Pendant que se déroulent au Centre de conférence international à Ivato, les 27 et 28 mai 2009 les assises des militaires, le groupement des ingénieurs protestants réclame ce qu’il appelle le « réingeenering des forces armées ». Ce groupement appelle à « la dissolution des forces armées pour la simple raison que ce sont toujours les forces armées qui apportent le malheur à la population ». Et il évoque les morts par balles en 1972, en 2002 et en 2009.

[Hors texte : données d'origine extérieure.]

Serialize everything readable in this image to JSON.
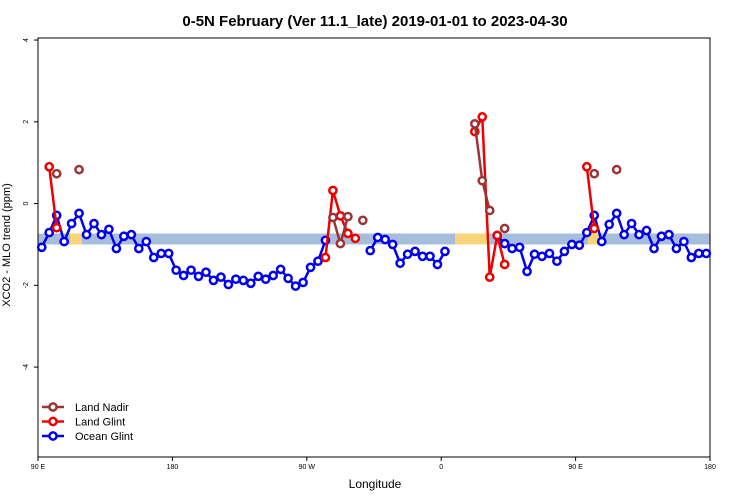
{
  "chart_data": {
    "type": "line",
    "title": "0-5N February (Ver 11.1_late)   2019-01-01 to 2023-04-30",
    "x_label": "Longitude",
    "y_label": "XCO2 - MLO trend (ppm)",
    "xlim": [
      90,
      540
    ],
    "ylim": [
      -6.2,
      4.05
    ],
    "xticks": [
      {
        "value": 90,
        "label": "90 E"
      },
      180,
      {
        "value": 270,
        "label": "90 W"
      },
      {
        "value": 360,
        "label": "0"
      },
      {
        "value": 450,
        "label": "90 E"
      },
      {
        "value": 540,
        "label": "180"
      }
    ],
    "yticks": [
      -4,
      -2,
      0,
      2,
      4
    ],
    "legend": "bottomleft",
    "x": [
      92.5,
      97.5,
      102.5,
      107.5,
      112.5,
      117.5,
      122.5,
      127.5,
      132.5,
      137.5,
      142.5,
      147.5,
      152.5,
      157.5,
      162.5,
      167.5,
      172.5,
      177.5,
      182.5,
      187.5,
      192.5,
      197.5,
      202.5,
      207.5,
      212.5,
      217.5,
      222.5,
      227.5,
      232.5,
      237.5,
      242.5,
      247.5,
      252.5,
      257.5,
      262.5,
      267.5,
      272.5,
      277.5,
      282.5,
      287.5,
      292.5,
      297.5,
      302.5,
      307.5,
      312.5,
      317.5,
      322.5,
      327.5,
      332.5,
      337.5,
      342.5,
      347.5,
      352.5,
      357.5,
      362.5,
      367.5,
      372.5,
      377.5,
      382.5,
      387.5,
      392.5,
      397.5,
      402.5,
      407.5,
      412.5,
      417.5,
      422.5,
      427.5,
      432.5,
      437.5,
      442.5,
      447.5,
      452.5,
      457.5,
      462.5,
      467.5,
      472.5,
      477.5,
      482.5,
      487.5,
      492.5,
      497.5,
      502.5,
      507.5,
      512.5,
      517.5,
      522.5,
      527.5,
      532.5,
      537.5
    ],
    "series": [
      {
        "name": "Land Nadir",
        "color": "#9b3535",
        "values": [
          null,
          null,
          0.73,
          null,
          null,
          0.83,
          null,
          null,
          null,
          null,
          null,
          null,
          null,
          null,
          null,
          null,
          null,
          null,
          null,
          null,
          null,
          null,
          null,
          null,
          null,
          null,
          null,
          null,
          null,
          null,
          null,
          null,
          null,
          null,
          null,
          null,
          null,
          null,
          null,
          -0.34,
          -0.98,
          -0.32,
          null,
          -0.41,
          null,
          null,
          null,
          null,
          null,
          null,
          null,
          null,
          null,
          null,
          null,
          null,
          null,
          null,
          1.95,
          0.56,
          -0.17,
          null,
          -0.61,
          null,
          null,
          null,
          null,
          null,
          null,
          null,
          null,
          null,
          null,
          null,
          0.73,
          null,
          null,
          0.83,
          null,
          null,
          null,
          null,
          null,
          null,
          null,
          null,
          null,
          null,
          null,
          null
        ]
      },
      {
        "name": "Land Glint",
        "color": "#ee0000",
        "values": [
          null,
          0.9,
          -0.59,
          null,
          null,
          null,
          null,
          null,
          null,
          null,
          null,
          null,
          null,
          null,
          null,
          null,
          null,
          null,
          null,
          null,
          null,
          null,
          null,
          null,
          null,
          null,
          null,
          null,
          null,
          null,
          null,
          null,
          null,
          null,
          null,
          null,
          null,
          null,
          -1.32,
          0.32,
          -0.3,
          -0.73,
          -0.85,
          null,
          null,
          null,
          null,
          null,
          null,
          null,
          null,
          null,
          null,
          null,
          null,
          null,
          null,
          null,
          1.76,
          2.12,
          -1.8,
          -0.78,
          -1.49,
          null,
          null,
          null,
          null,
          null,
          null,
          null,
          null,
          null,
          null,
          0.9,
          -0.61,
          null,
          null,
          null,
          null,
          null,
          null,
          null,
          null,
          null,
          null,
          null,
          null,
          null,
          null,
          null
        ]
      },
      {
        "name": "Ocean Glint",
        "color": "#0000ee",
        "values": [
          -1.07,
          -0.71,
          -0.29,
          -0.93,
          -0.49,
          -0.24,
          -0.76,
          -0.49,
          -0.76,
          -0.63,
          -1.1,
          -0.8,
          -0.76,
          -1.1,
          -0.93,
          -1.32,
          -1.22,
          -1.22,
          -1.63,
          -1.76,
          -1.63,
          -1.78,
          -1.68,
          -1.88,
          -1.8,
          -1.98,
          -1.85,
          -1.88,
          -1.95,
          -1.78,
          -1.85,
          -1.76,
          -1.61,
          -1.83,
          -2.02,
          -1.93,
          -1.56,
          -1.41,
          -0.9,
          null,
          null,
          null,
          null,
          null,
          -1.15,
          -0.83,
          -0.88,
          -1.0,
          -1.46,
          -1.24,
          -1.17,
          -1.29,
          -1.29,
          -1.49,
          -1.17,
          null,
          null,
          null,
          null,
          null,
          null,
          -0.78,
          -0.98,
          -1.1,
          -1.07,
          -1.66,
          -1.24,
          -1.29,
          -1.22,
          -1.41,
          -1.17,
          -1.0,
          -1.02,
          -0.71,
          -0.29,
          -0.93,
          -0.51,
          -0.24,
          -0.76,
          -0.49,
          -0.76,
          -0.66,
          -1.1,
          -0.8,
          -0.76,
          -1.1,
          -0.93,
          -1.32,
          -1.22,
          -1.22
        ]
      }
    ]
  }
}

Cet appel intervient alors que le corps des militaires est en train de serrer les rangs et d’avoir une vision commune de leur métier et de l’avenir des forces armées. Cette interpellation de la part d’un groupement civil intervient aussi au moment où les dirigeants politiques sont en train de promettre aux forces armées de meilleurs traitements et des motivations sociales comme récompenses au service rendu.
Une seule armée mais deux perceptions
Ici encore, deux conceptions ou perceptions sont en présence. D’une part, ces ingénieurs qui croient dur comme fer que les forces armées sont à l’origine de tous les malheurs et ont toujours semé le désordre. D’autre part, il y a les forces armées et les gouvernants qui trouvent que sans l’armée, le désordre et l’anarchie auraient envahi et détruit le peuple et le pays. D’un côté, on voit une armée destructrice et de l’autre une armée qui rétablit l’ordre en faveur du peuple. Il faut se dire qu’il n’y a pas deux armées mais une seule.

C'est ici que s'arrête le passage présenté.